Saturday, November 04, 2006

4.2: guilty admission

So, yesterday I went to Utah to see a theater production of Pride and Prejudice. I did not enjoy it much: the humour was ridiculously amplified and obscured any wit that might have been found. The actor who played Darcy was shorter than Elizabeth and had awful dishwater-blond hair. And worst of all, there were more shrieking and jumping up and down than there should ever be in one theater production, much less one based on a Jane Austen novel.

I probably shouldn't have gone, and I wouldn't have if the ticket hadn't been given to me for free by a former professor. The experience has reminded me of a dark secret, a fatal character flaw that I am finally learning to accept after years of denial: I do not care for Jane Austen.

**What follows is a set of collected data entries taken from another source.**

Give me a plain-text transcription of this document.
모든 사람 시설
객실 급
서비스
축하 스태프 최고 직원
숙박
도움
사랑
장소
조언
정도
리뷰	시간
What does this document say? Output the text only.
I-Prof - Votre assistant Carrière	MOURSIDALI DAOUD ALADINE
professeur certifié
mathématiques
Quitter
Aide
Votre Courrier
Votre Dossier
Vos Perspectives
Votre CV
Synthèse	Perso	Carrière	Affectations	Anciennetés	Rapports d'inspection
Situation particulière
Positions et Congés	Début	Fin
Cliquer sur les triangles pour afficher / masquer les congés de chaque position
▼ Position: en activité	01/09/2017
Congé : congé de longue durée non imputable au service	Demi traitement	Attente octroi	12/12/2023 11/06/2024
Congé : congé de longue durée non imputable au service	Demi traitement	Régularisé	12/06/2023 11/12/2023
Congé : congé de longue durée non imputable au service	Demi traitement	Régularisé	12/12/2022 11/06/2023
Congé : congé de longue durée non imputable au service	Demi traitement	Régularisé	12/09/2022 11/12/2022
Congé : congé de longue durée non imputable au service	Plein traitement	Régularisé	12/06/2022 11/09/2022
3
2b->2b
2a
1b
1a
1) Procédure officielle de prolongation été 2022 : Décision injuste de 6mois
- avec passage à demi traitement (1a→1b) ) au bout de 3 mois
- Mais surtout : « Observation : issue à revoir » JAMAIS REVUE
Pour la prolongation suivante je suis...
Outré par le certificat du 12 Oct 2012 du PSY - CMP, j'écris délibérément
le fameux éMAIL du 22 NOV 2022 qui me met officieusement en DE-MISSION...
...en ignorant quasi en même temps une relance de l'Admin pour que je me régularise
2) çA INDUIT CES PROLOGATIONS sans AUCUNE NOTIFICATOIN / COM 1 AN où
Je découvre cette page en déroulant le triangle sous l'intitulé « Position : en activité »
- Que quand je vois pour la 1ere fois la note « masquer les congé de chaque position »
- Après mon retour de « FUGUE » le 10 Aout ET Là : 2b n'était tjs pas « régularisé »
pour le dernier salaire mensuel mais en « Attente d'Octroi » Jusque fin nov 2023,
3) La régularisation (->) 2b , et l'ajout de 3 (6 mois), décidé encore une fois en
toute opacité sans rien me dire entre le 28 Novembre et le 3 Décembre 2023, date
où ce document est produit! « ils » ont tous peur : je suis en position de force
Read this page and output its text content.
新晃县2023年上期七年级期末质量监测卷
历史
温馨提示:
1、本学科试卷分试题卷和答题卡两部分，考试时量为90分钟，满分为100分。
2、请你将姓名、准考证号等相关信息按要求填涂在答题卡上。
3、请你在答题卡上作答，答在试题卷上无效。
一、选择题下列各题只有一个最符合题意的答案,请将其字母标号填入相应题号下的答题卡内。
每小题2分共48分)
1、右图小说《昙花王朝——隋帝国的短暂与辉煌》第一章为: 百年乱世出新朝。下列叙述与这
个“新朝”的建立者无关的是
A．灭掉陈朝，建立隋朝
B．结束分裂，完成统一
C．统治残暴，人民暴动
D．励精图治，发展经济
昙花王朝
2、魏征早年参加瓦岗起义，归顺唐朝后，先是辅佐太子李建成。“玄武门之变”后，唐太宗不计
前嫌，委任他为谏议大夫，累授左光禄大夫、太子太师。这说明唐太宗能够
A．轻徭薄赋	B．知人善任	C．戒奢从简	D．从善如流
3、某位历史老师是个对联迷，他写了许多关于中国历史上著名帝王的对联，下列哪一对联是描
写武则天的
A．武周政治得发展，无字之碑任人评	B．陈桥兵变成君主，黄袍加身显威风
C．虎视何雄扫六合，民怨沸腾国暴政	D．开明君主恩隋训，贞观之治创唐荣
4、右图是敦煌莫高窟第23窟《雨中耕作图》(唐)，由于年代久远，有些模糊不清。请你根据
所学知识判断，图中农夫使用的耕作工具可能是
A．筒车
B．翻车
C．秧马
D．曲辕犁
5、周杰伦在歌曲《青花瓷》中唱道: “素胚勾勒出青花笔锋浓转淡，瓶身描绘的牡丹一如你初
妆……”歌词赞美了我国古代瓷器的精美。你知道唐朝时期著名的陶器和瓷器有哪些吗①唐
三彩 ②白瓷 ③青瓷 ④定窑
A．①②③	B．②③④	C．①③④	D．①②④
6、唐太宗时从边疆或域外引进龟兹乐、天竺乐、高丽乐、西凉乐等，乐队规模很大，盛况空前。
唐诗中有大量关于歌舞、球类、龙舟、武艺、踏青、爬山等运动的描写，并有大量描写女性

Yes, that's right. I'm a female literature student who does not like Austen. I am aware of the sacrilege of this, and I apologize. I've tried! I've read the books, I've seen the movies and spin-offs, I've listened studiously to the adoring raves of friends and teachers, I've even spent several years seriously pretending to be a fan. But I can't. I recognize her importance in the literary canon, but the books themselves fail to move me. I think it has to do with their very similar plots. I read an article at Salon a long time ago that discussed "chick lit" like Bridget Jones, calling it "marriage porn," and this is the perfect term for Austen's books: they seem to fulfill this gaping cultural obsession and need for weddings. Not so much the marriage that comes after the weddings; many of the married couples in Austen's books are impressively unhappy -- I am reminded in particular of Mr. and Mrs. Bennet. It is the marriage that matters, the ecstatic union of two people who are just right for each other, and this is something that doesn't move me particularly on its own. Maybe this is because I don't particularly desire or expect a happy marriage for myself; maybe it's because I am too cynical. Or maybe it's the characters.* I do like plenty of other "ends in marriage" books.

I don't feel too bad, though. I've got Mark Twain in my corner:
"I haven't any right to criticise books, and I don't do it except when I hate them. I often want to criticise Jane Austen, but her books madden me so that I can't conceal my frenzy from the reader; and therefore I have to stop every time I begin. Everytime I read 'Pride and Prejudice' I want to dig her up and beat her over the skull with her own shin-bone."**
*I actually like Northanger Abbey. I relate very strongly to Catherine, who has lost hold on reality after reading too many Gothic novels.

**I do not hate her quite this much.